J.B. Spins

Jazz, film, and improvised culture.

Thursday, March 29, 2007

Brown Street


Brown Street
By Joe Zawinul with the WDR Big Band
Heads Up/BirdJam 2-CD set


Considering Weather Report’s legacy is a complicated matter. The fusion super-group formed by Joe Zawinul and Wayne Shorter has no shortage of partisans, pro and con. WR’s albums were generally well reviewed and were very successful commercially, particularly by jazz standards. However, some of the less successful, synth-heavy LPs have to an extent defined how many remember them: as a precursor to disco-influenced pop-jazz. By revisiting his past WR tunes with the backing of the swinging WDR big band, Joe Zawinul refocuses attention on the actual compositions for an exciting evening of music captured live on the double disk Brown Street.

The title track is a perfect flag waving opener.
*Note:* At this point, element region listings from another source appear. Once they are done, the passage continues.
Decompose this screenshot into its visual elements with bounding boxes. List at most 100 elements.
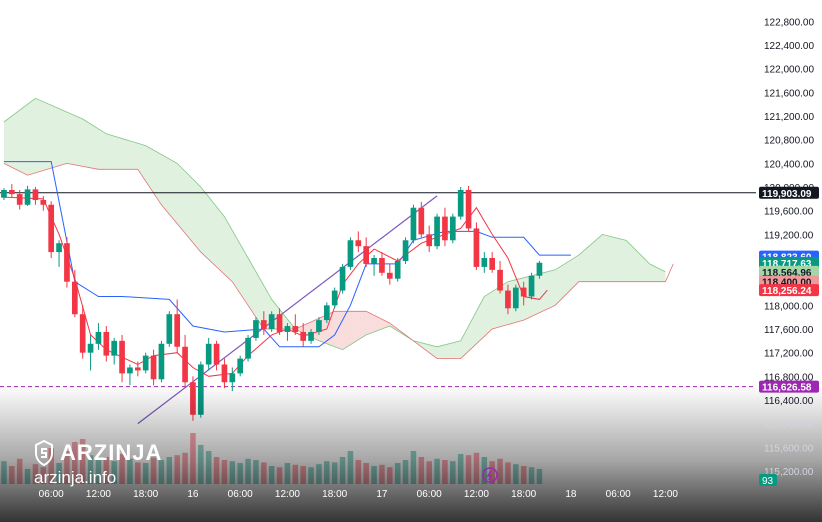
- time-axis: 06:00 12:00 18:00 16 06:00 12:00 18:00 17 06:00 1…: [39, 489, 679, 500]
- cloud-segment: [582, 248, 587, 282]
- cloud-segment: [94, 126, 99, 170]
- candle-body: [386, 272, 393, 279]
- cloud-segment: [141, 144, 146, 182]
- cloud-segment: [555, 267, 560, 306]
- x-tick-label: 12:00: [86, 489, 111, 500]
- candle-body: [205, 343, 212, 365]
- candle-body: [418, 207, 425, 235]
- candles: [1, 184, 543, 421]
- cloud-segment: [283, 314, 288, 330]
- cloud-segment: [129, 140, 134, 170]
- cloud-segment: [614, 237, 619, 282]
- cloud-segment: [633, 248, 638, 282]
- y-tick-label: 119,200.00: [764, 230, 814, 241]
- candle-body: [8, 189, 15, 195]
- cloud-segment: [563, 262, 567, 298]
- watermark-brand: ARZINJA: [60, 440, 163, 465]
- candle-body: [32, 189, 39, 201]
- alert-icon[interactable]: [482, 467, 498, 483]
- candle-body: [449, 216, 456, 241]
- candle-body: [355, 240, 362, 247]
- y-tick-label: 122,400.00: [764, 41, 814, 52]
- candle-body: [442, 216, 448, 241]
- cloud-segment: [255, 271, 260, 324]
- cloud-segment: [653, 265, 658, 282]
- candle-body: [111, 340, 118, 356]
- candle-body: [158, 343, 165, 380]
- cloud-segment: [452, 341, 457, 359]
- candle-body: [363, 246, 370, 264]
- cloud-segment: [641, 256, 646, 282]
- candle-body: [316, 320, 322, 332]
- cloud-segment: [606, 235, 611, 282]
- candle-body: [71, 281, 78, 315]
- candle-body: [426, 234, 433, 247]
- cloud-segment: [330, 311, 335, 347]
- y-tick-label: 116,000.00: [764, 420, 814, 431]
- cloud-segment: [161, 154, 166, 210]
- cloud-segment: [421, 342, 426, 350]
- kijun-line: [3, 161, 571, 348]
- candle-body: [481, 258, 488, 267]
- cloud-segment: [15, 110, 20, 172]
- cloud-segment: [444, 343, 449, 359]
- cloud-segment: [51, 105, 56, 169]
- candle-body: [213, 343, 220, 365]
- candle-body: [16, 194, 23, 205]
- cloud-segment: [11, 113, 16, 170]
- cloud-segment: [232, 230, 237, 288]
- cloud-segment: [157, 152, 162, 205]
- candle-body: [323, 305, 330, 321]
- cloud-segment: [7, 116, 12, 168]
- cloud-segment: [47, 103, 52, 170]
- cloud-segment: [547, 270, 552, 310]
- candle-body: [505, 290, 511, 309]
- cloud-segment: [448, 342, 453, 359]
- cloud-segment: [370, 313, 375, 334]
- candle-body: [528, 275, 535, 297]
- cloud-segment: [248, 258, 252, 312]
- y-tick-label: 120,800.00: [764, 136, 814, 147]
- arzinja-logo-icon: [35, 440, 53, 466]
- cloud-segment: [441, 344, 445, 359]
- x-tick-label: 18:00: [511, 489, 536, 500]
- cloud-segment: [480, 296, 485, 341]
- candle-body: [465, 189, 472, 229]
- tenkan-price-label: 118,256.24: [762, 286, 812, 297]
- cloud-segment: [149, 147, 154, 193]
- cloud-segment: [637, 252, 642, 282]
- candle-body: [229, 373, 236, 383]
- y-tick-label: 122,800.00: [764, 17, 814, 28]
- candle-body: [284, 326, 291, 332]
- horizontal-line-price-tag: [759, 186, 819, 199]
- span-a-line: [3, 97, 666, 351]
- cloud-segment: [389, 323, 394, 329]
- cloud-segment: [551, 269, 556, 308]
- cloud-segment: [165, 156, 170, 215]
- cloud-segment: [649, 263, 654, 282]
- cloud-segment: [169, 158, 174, 219]
- span-a-price-tag: [759, 265, 819, 278]
- x-tick-label: 06:00: [606, 489, 631, 500]
- cloud-segment: [114, 136, 119, 170]
- cloud-segment: [259, 278, 264, 330]
- cloud-segment: [433, 345, 438, 359]
- candle-body: [536, 262, 543, 276]
- candle-body: [166, 314, 173, 344]
- y-tick-label: 115,200.00: [764, 467, 814, 478]
- cloud-segment: [346, 311, 351, 348]
- span-a-price-label: 118,564.96: [762, 268, 812, 279]
- cloud-segment: [374, 315, 378, 332]
- span-b-line: [3, 162, 674, 359]
- x-tick-label: 12:00: [464, 489, 489, 500]
- cloud-segment: [334, 311, 339, 349]
- candle-body: [56, 243, 62, 253]
- cloud-segment: [133, 142, 138, 170]
- cloud-segment: [437, 345, 441, 359]
- candle-body: [79, 314, 86, 353]
- volume-tag: [759, 474, 777, 486]
- x-tick-label: 18:00: [322, 489, 347, 500]
- cloud-segment: [523, 276, 528, 321]
- candle-body: [142, 355, 149, 371]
Starting with the steady groove of Zawinul’s keyboards with Heiner Wiberny’s soprano sax, it continues to build until the entire band comes roaring in past the three minute mark. Like WR’s greatest hit, “Birdland,” (so widely covered it was skipped for this project), “Brown Street” is a fun tune, played with verve by Zawinul and soloists Wiberny and guitarist Paul Shigihara.

As a change of pace, “In a Silent Way” follows. It is a bit of ringer, since Zawinul wrote it while he was with Miles Davis, but evidently WR often performed it live. John Marshall steps into the trumpet spotlight for a pensive solo over Zawinul’s synthesizers which harkens back to the Davis original.

The big swinging “Fast City” follows with take-no-prisoners solos from Marshall and Paul Heller on tenor that would be a surprise to most WR detractors. Indeed, many of the tunes have a very different vibe than one associates with WR albums, thanks to the WDR and the arrangements (all but one) by Vince Mendoza. For instance, “Badia/Boogie Woogie Waltz” is particularly intriguing in its evolution, from a spacey opening to a blistering close.

“A Remark You Made” is another familiar tune that effectively recasts WR fusion into big band jazz. Heiner Wiberny’s alto takes on a smoothish, romantic sound playing over a lush arrangement.

The train whistle introduces “Night Passage,” a return to the overall tone of Brown Street: upbeat, up-tempo, and brassy. Featuring a great flugelhorn solo from Kenny Rampton, it really is a standout track.

Brown Street is useful as a reevaluation of WR, demonstrating the adaptability of Zawinul’s compositions. Ultimately, it illustrates why WR was so successful. Even in a different context these are catchy, fun tunes, masterfully played by Zawinul and the WDR band.